Du patois beauceron il a tiré les mêmes effets que Bruant, à sa manière, et Rictus, à la sienne, de l’argot parisien. Il n’était pas fait pour le français. Peu m’importe qu’on ait écrit de lui : « Telles de ses chansons sont, par la beauté de la forme et de la pensée, des chefs-d’œuvre durables. Car cet écrivain, qui maniait avec tant de sûreté le patois campagnard et l’argot des ateliers, écrivait à l’occasion dans une langue riche et impeccable. » Affirmation gratuite où la critique littéraire n’a rien à voir, si l’amitié s’y réserve ses droits. L’instrument de Coûté, et le seul, c’était le patois de son pays natal. L’argot des ateliers, il en usa assez peu. Quant à son français, il fourmille de lieux communs et de fautes. Lui qui est, en patois, d’une originalité si aiguë, écoutez-le qui parle « baisers brûlants », « extases saintes », « folles étreintes », « splendeur des soleils couchants ». Et voici pour les fautes : il dit à sa maîtresse qu’il a cru la voir

Traînant par la vie, élégante et fière,
Sous les yeux charmés du monde et de moi.

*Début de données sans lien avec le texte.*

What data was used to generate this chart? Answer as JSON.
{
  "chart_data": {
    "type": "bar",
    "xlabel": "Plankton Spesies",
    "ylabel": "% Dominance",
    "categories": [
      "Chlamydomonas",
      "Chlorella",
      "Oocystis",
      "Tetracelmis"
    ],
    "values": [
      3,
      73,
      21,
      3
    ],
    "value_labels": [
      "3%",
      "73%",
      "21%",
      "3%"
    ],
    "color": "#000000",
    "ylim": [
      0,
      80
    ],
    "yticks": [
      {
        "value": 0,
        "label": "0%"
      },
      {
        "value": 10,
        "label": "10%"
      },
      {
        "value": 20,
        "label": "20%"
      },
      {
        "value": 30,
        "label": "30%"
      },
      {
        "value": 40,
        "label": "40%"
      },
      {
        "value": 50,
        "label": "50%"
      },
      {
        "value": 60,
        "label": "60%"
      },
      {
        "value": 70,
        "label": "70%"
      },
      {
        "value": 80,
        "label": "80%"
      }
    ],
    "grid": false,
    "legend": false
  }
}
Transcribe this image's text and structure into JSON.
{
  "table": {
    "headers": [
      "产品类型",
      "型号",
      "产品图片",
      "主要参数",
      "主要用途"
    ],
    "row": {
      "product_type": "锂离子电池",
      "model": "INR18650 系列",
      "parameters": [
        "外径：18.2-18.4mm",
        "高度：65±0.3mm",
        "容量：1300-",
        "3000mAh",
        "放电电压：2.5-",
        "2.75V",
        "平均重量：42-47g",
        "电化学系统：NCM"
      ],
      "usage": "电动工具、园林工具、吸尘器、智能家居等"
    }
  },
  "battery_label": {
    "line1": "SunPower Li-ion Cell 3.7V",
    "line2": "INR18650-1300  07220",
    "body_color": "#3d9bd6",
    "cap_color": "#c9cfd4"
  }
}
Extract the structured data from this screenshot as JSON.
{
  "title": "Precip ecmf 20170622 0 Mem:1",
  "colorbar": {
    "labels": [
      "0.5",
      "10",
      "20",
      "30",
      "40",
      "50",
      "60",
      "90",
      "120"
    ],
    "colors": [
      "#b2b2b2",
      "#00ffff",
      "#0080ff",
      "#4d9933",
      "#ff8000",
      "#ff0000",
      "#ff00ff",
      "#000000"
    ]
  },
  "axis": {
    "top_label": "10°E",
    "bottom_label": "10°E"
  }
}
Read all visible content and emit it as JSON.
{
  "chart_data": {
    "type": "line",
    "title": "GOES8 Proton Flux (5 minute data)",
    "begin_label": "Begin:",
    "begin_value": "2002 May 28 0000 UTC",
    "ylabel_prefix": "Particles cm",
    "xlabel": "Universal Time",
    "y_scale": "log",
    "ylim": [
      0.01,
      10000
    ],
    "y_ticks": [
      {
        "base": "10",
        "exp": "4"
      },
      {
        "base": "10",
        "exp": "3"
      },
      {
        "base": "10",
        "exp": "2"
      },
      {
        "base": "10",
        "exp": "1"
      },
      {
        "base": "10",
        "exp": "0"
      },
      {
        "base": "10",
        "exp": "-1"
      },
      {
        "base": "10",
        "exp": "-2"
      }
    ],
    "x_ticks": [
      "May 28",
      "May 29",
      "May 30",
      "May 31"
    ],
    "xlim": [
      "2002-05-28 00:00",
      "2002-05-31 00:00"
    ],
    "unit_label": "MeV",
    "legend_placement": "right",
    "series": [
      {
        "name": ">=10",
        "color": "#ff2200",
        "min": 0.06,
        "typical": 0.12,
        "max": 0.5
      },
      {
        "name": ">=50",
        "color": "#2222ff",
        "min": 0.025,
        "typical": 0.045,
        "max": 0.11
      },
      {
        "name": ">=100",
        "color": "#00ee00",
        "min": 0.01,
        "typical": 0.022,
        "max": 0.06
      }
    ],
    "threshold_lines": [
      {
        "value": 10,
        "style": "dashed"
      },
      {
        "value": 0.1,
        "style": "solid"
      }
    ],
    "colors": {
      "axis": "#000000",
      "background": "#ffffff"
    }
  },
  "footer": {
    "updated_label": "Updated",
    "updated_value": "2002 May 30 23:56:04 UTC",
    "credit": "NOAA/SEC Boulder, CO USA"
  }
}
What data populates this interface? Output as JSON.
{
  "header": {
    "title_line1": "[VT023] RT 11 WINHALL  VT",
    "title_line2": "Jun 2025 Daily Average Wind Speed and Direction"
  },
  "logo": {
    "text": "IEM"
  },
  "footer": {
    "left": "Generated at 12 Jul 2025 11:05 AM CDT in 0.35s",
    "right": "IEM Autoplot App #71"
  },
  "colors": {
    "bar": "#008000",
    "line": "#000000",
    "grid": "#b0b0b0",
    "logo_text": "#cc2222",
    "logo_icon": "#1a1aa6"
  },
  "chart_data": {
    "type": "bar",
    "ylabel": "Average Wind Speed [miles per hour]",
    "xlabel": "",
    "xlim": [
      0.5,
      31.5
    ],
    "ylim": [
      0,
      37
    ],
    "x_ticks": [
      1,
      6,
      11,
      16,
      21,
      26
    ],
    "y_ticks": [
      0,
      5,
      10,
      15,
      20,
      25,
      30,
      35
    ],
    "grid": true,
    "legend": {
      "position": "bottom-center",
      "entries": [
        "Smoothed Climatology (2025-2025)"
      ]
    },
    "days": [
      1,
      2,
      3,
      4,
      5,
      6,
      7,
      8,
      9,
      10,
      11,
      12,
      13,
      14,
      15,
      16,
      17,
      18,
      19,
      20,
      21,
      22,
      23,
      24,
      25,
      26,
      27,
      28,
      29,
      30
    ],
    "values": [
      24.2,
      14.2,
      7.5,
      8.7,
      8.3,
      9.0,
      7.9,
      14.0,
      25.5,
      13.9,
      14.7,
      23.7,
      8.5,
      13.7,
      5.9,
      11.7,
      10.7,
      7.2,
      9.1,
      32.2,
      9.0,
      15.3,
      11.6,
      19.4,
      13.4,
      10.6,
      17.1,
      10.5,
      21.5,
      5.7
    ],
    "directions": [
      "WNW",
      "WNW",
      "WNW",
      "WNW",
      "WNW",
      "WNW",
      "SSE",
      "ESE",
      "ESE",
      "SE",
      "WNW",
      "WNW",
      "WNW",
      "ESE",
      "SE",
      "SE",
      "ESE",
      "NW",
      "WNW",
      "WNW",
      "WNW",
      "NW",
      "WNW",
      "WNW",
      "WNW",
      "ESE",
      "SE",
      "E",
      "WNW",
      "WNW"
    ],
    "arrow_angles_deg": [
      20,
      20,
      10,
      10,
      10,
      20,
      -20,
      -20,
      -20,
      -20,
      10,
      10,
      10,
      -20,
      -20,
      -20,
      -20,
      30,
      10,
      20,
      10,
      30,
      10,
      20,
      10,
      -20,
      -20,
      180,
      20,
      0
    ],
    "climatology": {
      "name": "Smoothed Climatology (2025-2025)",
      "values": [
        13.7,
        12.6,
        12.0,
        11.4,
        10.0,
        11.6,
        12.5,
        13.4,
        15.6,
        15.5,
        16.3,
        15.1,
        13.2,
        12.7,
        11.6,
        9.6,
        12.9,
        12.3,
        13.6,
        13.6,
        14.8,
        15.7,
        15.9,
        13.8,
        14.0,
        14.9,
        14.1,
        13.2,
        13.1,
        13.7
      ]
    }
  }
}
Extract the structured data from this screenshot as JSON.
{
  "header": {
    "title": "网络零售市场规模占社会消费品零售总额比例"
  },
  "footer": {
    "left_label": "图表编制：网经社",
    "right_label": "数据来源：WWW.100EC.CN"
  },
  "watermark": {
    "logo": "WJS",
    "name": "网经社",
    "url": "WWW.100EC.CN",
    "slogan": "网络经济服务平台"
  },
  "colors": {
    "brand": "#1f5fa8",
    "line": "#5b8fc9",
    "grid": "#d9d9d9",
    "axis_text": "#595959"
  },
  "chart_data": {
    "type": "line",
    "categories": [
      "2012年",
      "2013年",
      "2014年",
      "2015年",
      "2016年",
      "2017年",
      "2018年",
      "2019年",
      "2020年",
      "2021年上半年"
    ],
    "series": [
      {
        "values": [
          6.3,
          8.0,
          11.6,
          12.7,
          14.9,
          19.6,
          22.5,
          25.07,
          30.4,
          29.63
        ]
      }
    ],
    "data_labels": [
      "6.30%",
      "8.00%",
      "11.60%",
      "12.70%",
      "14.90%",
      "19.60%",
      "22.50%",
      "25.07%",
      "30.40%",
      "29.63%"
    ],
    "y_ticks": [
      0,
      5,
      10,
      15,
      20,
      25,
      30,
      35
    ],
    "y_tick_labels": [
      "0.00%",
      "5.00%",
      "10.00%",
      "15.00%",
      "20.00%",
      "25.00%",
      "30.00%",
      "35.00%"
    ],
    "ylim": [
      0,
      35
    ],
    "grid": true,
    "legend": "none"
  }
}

Il écrit : « On pouvait se causer bas », dans une série d’octosyllabes : « Cette tête à grimace hideuse », ignorant peut-être que l’h implique ici neuf syllabes. Je ne vois pas une seule des chansons qu’il ait écrites en français qui mérite d’être conservée. En revanche, de ce qu’il écrivit en patois, presque tout me semble digne d’être pris en considération, et plusieurs de ses plus longs poèmes — car il ne s’agit plus de chansons, — sonnent avec un accent et une force qu’on ne peut oublier.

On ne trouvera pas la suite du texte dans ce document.